Das Verbot durchsetzen müssten sonst die Schwimmmeister

René Schray, stellvertretender Kämmerer und in der Verwaltung für den Badbetrieb zuständig, verwies darauf, dass die Corona-Verordnung nun mal das Duschen nach dem Baden in den betreffenden Räumen untersage, das gelte nicht nur für das Schwaikheimer Freibad. Erlaube man das Duschen vor dem Baden und öffne dafür die Duschräume, müsse man den Leuten, die aus dem Wasser steigen und dort auch duschen wollen, erklären, dass sie das nicht dürfen, man müsste also trennen, erkennen, wer will vorher duschen, wer nachher, und dann natürlich die Unterscheidung auch durchsetzen, wenn es keine Einsicht gebe. Das käme mithin zusätzlich für die beiden Schwimmmeister zu ihrer ohnehin verschärften Aufsichtspflicht, was den Betrieb in Becken angehe (Abstandsgebot), also noch hinzu.

Vor Ort betont Schwimmmeisterin Katharina Burr, dass nach dem, was sie seit der Öffnung des Bades zu hören bekam, die Badegäste durchgehend froh darüber seien, auch wenn es immer zwei, drei gebe, die etwas auszusetzen hätten. Wegen der geschlossenen Duschräume habe sich aber bei ihr noch niemand beschwert: „Die Leute sagen, das ist dann halt so, und akzeptieren es.“ Eine ältere Frau, ebenfalls Stammgast, meint allerdings, direkt darauf angesprochen: „Ja, das ist schon sch ...“ Eine andere Frau, bei gutem Wetter ebenfalls jeden Tag im Bad, stimmt Rauscher zwar zu, dass Hygiene im Freibad wichtig ist. Aber ihre „ganz einfache“ Lösung für das Problem ist, dass sie eben zu Hause duscht, vor und nach dem Baden.
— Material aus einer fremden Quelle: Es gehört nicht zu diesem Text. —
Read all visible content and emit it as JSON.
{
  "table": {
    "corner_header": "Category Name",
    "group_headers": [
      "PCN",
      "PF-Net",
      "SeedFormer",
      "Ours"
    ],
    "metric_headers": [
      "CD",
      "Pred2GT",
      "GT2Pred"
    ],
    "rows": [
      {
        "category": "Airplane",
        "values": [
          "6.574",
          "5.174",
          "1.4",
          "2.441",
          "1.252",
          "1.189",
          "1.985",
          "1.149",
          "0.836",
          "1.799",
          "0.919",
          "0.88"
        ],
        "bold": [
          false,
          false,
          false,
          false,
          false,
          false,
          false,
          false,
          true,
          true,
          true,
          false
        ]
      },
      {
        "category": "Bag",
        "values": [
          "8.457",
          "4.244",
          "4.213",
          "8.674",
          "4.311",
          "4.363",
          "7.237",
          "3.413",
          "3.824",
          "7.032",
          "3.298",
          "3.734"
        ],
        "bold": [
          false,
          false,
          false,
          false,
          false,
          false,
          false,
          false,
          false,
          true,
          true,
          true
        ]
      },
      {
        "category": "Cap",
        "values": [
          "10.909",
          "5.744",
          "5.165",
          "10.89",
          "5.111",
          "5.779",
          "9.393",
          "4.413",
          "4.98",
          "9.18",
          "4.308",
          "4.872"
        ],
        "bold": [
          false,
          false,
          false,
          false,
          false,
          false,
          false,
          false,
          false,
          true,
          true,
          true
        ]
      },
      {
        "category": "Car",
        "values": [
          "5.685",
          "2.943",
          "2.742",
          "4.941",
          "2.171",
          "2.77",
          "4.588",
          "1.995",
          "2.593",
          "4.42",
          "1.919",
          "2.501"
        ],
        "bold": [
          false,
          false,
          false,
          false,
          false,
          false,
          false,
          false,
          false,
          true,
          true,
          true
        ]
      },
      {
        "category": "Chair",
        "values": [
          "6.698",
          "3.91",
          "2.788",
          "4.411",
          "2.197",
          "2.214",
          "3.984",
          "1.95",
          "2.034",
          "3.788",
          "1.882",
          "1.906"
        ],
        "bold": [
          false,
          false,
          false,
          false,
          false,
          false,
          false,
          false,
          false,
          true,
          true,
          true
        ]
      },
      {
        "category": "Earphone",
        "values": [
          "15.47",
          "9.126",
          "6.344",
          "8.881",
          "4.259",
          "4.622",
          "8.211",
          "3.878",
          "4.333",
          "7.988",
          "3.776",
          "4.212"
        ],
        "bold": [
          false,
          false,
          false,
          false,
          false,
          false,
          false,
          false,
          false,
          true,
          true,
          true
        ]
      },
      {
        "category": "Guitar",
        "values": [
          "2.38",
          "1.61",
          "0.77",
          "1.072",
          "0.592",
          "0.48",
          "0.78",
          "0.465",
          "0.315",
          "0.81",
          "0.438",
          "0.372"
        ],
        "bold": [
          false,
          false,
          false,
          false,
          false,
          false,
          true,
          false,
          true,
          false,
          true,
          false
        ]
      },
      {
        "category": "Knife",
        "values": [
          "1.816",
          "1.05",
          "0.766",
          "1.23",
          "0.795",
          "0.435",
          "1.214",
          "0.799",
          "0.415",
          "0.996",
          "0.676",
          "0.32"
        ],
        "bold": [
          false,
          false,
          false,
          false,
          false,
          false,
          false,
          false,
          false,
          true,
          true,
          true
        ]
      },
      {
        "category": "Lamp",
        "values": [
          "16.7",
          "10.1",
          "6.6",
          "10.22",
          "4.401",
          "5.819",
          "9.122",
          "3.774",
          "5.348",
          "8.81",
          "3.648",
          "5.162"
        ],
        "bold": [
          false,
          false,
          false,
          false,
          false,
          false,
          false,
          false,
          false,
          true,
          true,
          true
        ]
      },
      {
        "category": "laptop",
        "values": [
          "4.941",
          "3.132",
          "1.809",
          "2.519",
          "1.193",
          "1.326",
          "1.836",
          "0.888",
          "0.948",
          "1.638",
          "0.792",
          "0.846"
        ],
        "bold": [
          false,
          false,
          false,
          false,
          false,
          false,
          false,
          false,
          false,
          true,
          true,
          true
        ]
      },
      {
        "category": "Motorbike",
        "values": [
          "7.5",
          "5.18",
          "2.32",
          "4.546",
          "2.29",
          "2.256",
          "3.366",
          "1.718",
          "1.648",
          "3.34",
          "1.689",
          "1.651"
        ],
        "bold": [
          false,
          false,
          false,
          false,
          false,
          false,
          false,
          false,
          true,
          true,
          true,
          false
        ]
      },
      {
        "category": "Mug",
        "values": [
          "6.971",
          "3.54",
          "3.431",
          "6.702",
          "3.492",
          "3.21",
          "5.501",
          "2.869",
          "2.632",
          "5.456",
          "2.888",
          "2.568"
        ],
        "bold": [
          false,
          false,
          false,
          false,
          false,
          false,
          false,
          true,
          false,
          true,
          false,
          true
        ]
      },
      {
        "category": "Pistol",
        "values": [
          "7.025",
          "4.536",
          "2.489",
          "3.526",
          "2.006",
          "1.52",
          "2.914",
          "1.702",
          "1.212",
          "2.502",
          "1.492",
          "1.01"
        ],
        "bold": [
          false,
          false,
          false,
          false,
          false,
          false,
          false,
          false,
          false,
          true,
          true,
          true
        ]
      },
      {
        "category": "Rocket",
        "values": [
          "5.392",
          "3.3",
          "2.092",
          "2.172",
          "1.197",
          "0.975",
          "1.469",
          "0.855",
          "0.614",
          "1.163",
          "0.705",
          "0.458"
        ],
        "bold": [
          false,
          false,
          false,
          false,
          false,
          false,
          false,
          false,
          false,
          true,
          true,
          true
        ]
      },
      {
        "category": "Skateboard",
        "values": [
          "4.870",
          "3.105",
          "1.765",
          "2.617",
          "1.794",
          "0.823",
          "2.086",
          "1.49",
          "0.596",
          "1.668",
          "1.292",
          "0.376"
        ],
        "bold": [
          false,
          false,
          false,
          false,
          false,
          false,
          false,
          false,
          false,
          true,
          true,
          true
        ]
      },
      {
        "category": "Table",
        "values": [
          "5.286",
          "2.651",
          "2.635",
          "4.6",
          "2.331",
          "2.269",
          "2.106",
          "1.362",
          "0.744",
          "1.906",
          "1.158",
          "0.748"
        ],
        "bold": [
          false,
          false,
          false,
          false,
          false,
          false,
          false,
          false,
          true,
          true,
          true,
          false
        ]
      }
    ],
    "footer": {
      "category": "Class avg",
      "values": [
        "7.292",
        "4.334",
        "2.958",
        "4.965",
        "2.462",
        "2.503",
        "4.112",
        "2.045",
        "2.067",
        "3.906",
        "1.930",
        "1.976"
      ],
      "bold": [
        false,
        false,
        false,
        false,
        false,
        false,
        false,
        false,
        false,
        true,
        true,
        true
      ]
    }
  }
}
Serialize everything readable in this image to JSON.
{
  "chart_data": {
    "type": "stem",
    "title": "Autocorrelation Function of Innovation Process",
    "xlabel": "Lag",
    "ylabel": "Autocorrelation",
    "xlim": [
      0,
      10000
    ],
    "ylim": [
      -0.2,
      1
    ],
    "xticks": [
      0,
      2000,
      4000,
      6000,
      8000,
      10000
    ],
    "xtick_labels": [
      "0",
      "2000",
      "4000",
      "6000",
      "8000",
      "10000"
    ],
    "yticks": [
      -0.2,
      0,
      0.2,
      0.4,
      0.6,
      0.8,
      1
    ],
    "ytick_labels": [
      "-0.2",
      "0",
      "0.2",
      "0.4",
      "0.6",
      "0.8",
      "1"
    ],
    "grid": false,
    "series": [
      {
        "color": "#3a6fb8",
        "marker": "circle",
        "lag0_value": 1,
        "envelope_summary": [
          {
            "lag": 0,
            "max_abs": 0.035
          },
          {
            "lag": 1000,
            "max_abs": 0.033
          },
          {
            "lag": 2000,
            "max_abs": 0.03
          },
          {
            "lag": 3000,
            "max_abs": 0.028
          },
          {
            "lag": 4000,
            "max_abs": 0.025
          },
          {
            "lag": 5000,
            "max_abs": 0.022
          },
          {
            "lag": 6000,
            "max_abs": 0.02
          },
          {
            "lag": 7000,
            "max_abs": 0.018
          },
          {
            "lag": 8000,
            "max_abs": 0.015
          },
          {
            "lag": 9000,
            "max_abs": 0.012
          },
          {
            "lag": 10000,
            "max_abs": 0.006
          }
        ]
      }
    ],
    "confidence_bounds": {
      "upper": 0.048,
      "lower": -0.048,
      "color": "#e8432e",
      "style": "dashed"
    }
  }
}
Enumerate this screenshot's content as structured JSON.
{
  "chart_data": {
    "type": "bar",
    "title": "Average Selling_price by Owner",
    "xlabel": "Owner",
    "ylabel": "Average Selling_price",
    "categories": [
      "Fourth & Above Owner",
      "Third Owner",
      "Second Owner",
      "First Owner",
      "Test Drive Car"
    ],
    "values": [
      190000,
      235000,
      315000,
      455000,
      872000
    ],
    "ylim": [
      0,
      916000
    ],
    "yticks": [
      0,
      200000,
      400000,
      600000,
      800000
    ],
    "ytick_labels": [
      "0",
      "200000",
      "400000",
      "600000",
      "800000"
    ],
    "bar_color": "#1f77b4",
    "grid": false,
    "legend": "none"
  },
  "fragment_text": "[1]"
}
Rauscher monierte in der Sitzung auch, dass es heuer keine Dauerkarten gibt. Der Freibadbesuch gehe damit ins Geld, insbesondere für Familien. Das gelte aber auch für Senioren, betont eine aus dem Stammgastkränzchen und überschlägt schnell: Also wenn sie in der ohnehin verkürzten Saison jeden Tag ins Bad ginge, würde sie das rund 180 Euro kosten, die Dauerkarte in einem normalen Jahr sonst nur 30 Euro. Schray verwies dazu darauf, dass die Verwaltung das Problem sehr wohl sehe und ständig dran sei, sich eine Lösung zu überlegen, eine digitale Dauerkarte sei möglicherweise eine Option.

Gebühr für digitale Dauerkarte hätte der Gemeinderat zu beschließen

Auf Nachfrage gibt er zu allerdings bedenken, dass es die digitale Dauerkarte innerhalb des elektronischen Buchungssystems, das wegen Corona eingeführt wurde, bislang nicht gibt und damit auch keine Festlegung der Gebühr für eine solche. Beschließen müsse die der Gemeinderat, dessen nächste Sitzung ist aber erst am 28. Juli, und damit seien es von dort bis zum Saisonende nur noch etwa sechs Wochen. „Für die kurze Zeit würde sich wohl niemand noch eine Dauerkarte kaufen, es würde sich einfach nicht lohnen“, ist sich Schray ziemlich sicher.

Der ebenfalls wegen Corona eingeführte Zwei-Schicht-Betrieb hat zur Folge, dass man mit einer Tageskarte nur für fünf Stunden ins Bad kann, also dort eben nicht den ganzen Tag verbringen darf. Man kann wegen des digitalen Buchungssystems auch nicht nachmittags wiederkommen. Die fünf Stunden kosten das Gleiche wie sonst ein ganzer Tag im Bad. Schray rechnet allerdings anders: Nämlich, dass bei einem Tagesticket für vier Euro die Stunde einen Badegast nur rund 80 Cent kostet, da sei es in anderen Bädern teilweise deutlich teurer.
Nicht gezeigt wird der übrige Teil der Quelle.